撮影にあたっては、少なくとも3方向以上から撮影することによって、庁舎の全体像を多面的に捕捉するよう努めます。可能であれば、庁舎裏にも回って、側面や背面を捉えることも忘れてはいけません。
なお、裁判所には、庁舎管理規程なるものがあり、敷地内での写真撮影は禁じられています。したがって、庁舎の撮影は必ず敷地外から行っています。敷地の奥まったところに庁舎がある場合は、敷地内に踏み込んで撮りたいこともありますが、そこは辛抱してルールに従うよう自制しています。
銘板
実は、庁舎の全体像よりも、地家簡(及び検審)の名前が入った銘板のほうが、確かにその裁判所を訪れたという最も証明力の高い証拠になるので、より価値が高いと言えます。
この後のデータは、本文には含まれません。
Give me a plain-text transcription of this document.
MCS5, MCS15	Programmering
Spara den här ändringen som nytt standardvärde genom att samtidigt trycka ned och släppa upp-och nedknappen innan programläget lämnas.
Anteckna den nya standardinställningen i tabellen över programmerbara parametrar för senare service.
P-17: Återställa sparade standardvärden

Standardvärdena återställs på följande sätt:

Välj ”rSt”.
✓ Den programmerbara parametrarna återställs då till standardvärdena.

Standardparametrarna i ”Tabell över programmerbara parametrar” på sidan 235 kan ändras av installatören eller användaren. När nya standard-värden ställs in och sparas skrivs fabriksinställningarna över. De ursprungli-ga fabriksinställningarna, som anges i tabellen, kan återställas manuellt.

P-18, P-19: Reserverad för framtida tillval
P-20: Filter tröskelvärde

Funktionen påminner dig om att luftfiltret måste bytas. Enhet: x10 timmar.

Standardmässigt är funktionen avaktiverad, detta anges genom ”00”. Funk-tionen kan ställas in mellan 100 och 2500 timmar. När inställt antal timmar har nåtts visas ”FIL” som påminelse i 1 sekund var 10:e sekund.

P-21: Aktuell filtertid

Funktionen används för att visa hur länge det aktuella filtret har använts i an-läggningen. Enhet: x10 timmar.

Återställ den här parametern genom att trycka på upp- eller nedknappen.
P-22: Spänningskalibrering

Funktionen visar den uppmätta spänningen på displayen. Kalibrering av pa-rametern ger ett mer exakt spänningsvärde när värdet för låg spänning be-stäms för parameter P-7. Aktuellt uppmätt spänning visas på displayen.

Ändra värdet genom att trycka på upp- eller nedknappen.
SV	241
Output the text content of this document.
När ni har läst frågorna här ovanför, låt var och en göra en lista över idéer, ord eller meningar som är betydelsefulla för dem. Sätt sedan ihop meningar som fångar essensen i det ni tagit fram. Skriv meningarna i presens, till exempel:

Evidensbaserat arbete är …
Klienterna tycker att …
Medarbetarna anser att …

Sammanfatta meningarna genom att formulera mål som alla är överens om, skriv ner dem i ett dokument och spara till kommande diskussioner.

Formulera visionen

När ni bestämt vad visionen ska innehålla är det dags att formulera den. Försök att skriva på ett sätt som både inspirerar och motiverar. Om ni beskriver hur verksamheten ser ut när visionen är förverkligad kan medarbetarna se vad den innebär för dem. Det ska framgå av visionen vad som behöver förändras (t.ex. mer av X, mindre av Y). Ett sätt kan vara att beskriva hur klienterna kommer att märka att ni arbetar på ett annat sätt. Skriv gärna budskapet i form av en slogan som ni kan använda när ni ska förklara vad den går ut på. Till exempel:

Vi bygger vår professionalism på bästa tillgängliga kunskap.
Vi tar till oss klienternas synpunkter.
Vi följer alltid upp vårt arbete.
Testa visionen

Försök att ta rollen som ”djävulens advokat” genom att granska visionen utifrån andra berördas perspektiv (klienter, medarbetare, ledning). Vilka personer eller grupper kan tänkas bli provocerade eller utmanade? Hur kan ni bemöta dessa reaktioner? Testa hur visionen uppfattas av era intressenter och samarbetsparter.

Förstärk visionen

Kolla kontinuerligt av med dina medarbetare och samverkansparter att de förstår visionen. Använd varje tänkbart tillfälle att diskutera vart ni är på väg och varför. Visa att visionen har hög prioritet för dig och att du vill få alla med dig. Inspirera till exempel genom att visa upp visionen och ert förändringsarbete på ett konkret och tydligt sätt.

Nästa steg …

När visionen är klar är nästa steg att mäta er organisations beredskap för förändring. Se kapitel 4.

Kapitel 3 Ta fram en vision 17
地家簡裁及び検審を併記する必要がある本庁や支部では、正面玄関の場合が多く、この場合、正門には単に「裁判所」とだけ表示されています。これに対し、独簡では正門に庁名表示されているのが主流です。全体像と銘板の双方を入手できるのが理想なのですが、なかなかそうもいきません。
銘板が庁舎自体に貼り付けてある場合、庁舎管理規程によって、銘板の接写はおのずと不可能です。この場合は、敷地外からズーム撮影という奥の手を使用しますが、人目がある平日に実行するには勇気が要ります。休日で開門されている場合は、庁舎については敷地外からの撮影を厳守しながらも、価値が高いがゆえに、銘板の間近で撮影を敢行してしまいがちです。